In a previous article, the first in the series on the evolution of the football helmet, we discussed the time period when the game was played without any kind of head protection. It was an interesting thought process to go through; how would the game be different, would injuries go up or down, would tackling be different, etc. In this article we are looking at the time period starting around 1920ish when players started wearing soft leather helmets, generally with no face mask.
These helmets appeared in the sport around the same time as the NFL was formed. Prior to the use of these helmets some players would attempt to protect their head by growing long hair for the cushion it might offer. That didn’t prevent player deaths from occurring. While the helmetless play, and even the soft leather helmets were used in a different time one thing that is sometimes forgotten is that during this time period people would be killed by injuries received during the game.
In one case there was a kid with a broken back who took two days to die, other cases it was severe blows to the head, but deaths from the sport almost caused it to be banned on college campuses and if that had happened the NFL would have never been formed, or if it had been formed likely would have been disbanded early on.
Let’s get back to the soft leather helmets.
There are a number of “stories” concerning the first ever helmet. Who built it? Who wore it? Why?
The most common of these is that the very first one ever was built by a shoemaker. That craftsman was trying to protect a player who had been kicked in the head one too many times and caused him to start to behave like a boxer who blocked one too many punches with his face. Whoever did it and why they did it isn’t really important. The point is that someone had the thought that all the head injuries, and some of the fatalities that the sport was experiencing might be reduced if something was done to protect the old melon up on the shoulders.
These helmets were made out of soft leather, somewhat similar to some types of boots, with a bit of padding sewn into them to increase the shock absorption. They had flaps that came down over the ears, and left ear holes, just like the modern helmets. These ear holes help players hear what is going on, at least back then. In a modern stadium with all the crowd noise hearing what is going on is always a challenge.

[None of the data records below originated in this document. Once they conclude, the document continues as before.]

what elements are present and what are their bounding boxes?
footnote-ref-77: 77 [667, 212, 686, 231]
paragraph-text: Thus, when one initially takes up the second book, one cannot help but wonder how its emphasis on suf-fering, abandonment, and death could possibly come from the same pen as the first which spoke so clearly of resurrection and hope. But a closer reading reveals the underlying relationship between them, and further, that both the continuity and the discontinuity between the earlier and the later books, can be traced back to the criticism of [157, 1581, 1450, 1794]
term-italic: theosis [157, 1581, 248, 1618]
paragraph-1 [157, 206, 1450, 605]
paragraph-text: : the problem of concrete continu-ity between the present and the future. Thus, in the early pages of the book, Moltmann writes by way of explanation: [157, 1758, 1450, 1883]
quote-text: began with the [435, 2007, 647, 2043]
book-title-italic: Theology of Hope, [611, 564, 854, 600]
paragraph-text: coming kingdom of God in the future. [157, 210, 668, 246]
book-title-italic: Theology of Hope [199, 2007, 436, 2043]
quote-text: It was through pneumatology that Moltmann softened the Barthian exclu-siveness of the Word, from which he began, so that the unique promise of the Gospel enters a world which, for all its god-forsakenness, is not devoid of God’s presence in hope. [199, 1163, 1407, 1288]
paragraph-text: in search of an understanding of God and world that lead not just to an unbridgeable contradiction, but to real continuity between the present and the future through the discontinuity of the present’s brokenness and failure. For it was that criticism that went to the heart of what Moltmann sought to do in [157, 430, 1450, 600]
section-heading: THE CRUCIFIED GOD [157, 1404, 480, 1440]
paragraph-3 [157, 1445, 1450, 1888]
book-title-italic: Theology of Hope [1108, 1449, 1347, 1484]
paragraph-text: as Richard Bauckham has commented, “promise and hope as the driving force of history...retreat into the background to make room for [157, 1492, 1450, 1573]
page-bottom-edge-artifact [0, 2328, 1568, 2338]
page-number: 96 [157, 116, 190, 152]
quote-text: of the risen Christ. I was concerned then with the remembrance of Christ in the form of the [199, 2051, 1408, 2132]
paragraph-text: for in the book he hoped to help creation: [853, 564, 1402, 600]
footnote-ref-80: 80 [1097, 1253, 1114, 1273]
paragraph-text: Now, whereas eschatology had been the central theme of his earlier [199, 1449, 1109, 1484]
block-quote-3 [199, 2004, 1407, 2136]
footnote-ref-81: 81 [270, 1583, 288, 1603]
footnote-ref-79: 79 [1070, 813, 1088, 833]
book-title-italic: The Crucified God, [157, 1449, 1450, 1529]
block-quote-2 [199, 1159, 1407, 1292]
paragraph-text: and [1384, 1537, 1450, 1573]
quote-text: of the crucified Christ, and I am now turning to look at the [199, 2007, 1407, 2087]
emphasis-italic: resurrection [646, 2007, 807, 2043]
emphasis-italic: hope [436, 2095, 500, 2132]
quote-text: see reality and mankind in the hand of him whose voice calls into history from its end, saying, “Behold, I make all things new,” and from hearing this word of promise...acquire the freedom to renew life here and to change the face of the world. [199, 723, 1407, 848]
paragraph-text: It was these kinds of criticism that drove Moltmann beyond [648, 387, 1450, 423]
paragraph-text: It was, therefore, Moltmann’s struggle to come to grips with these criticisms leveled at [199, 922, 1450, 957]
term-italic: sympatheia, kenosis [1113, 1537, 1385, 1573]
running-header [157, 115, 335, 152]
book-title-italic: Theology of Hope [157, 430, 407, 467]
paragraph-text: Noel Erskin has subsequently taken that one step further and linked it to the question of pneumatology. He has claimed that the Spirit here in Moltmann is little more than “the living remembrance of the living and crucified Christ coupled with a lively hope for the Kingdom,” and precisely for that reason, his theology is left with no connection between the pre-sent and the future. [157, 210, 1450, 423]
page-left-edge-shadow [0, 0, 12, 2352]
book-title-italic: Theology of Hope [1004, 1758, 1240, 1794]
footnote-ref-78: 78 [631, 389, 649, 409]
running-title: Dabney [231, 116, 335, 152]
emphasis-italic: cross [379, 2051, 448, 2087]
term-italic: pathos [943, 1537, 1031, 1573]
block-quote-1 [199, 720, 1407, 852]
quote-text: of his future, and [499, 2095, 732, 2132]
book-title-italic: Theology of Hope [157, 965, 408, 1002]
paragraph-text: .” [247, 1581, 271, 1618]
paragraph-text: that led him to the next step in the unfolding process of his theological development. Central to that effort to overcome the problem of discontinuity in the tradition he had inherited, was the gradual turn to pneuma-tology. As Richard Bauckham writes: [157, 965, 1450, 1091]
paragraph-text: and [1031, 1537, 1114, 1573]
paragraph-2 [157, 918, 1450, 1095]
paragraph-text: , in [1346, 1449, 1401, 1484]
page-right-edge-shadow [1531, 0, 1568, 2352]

This particular helmet evolution did enough to get some measure of safety, or at least comfort level, with the sport so that it could be formalized into the NFL and more colleges would start to have organized teams. Would the NFL exist today without this evolution? Well…maybe. Was it safer to play the game with these helmets than with nothing on your head? Yes, it was. The number of fatalities went down. They offered protection without offering a sense of invincibility (which some people have said the modern helmets give).
Would the game be better if we brought back something along these lines? Would it be safer?
Probably not, but can we learn from the way injuries were reduced, take the lessons learned from this bit of technology and work towards a safer future? We should always learn from history.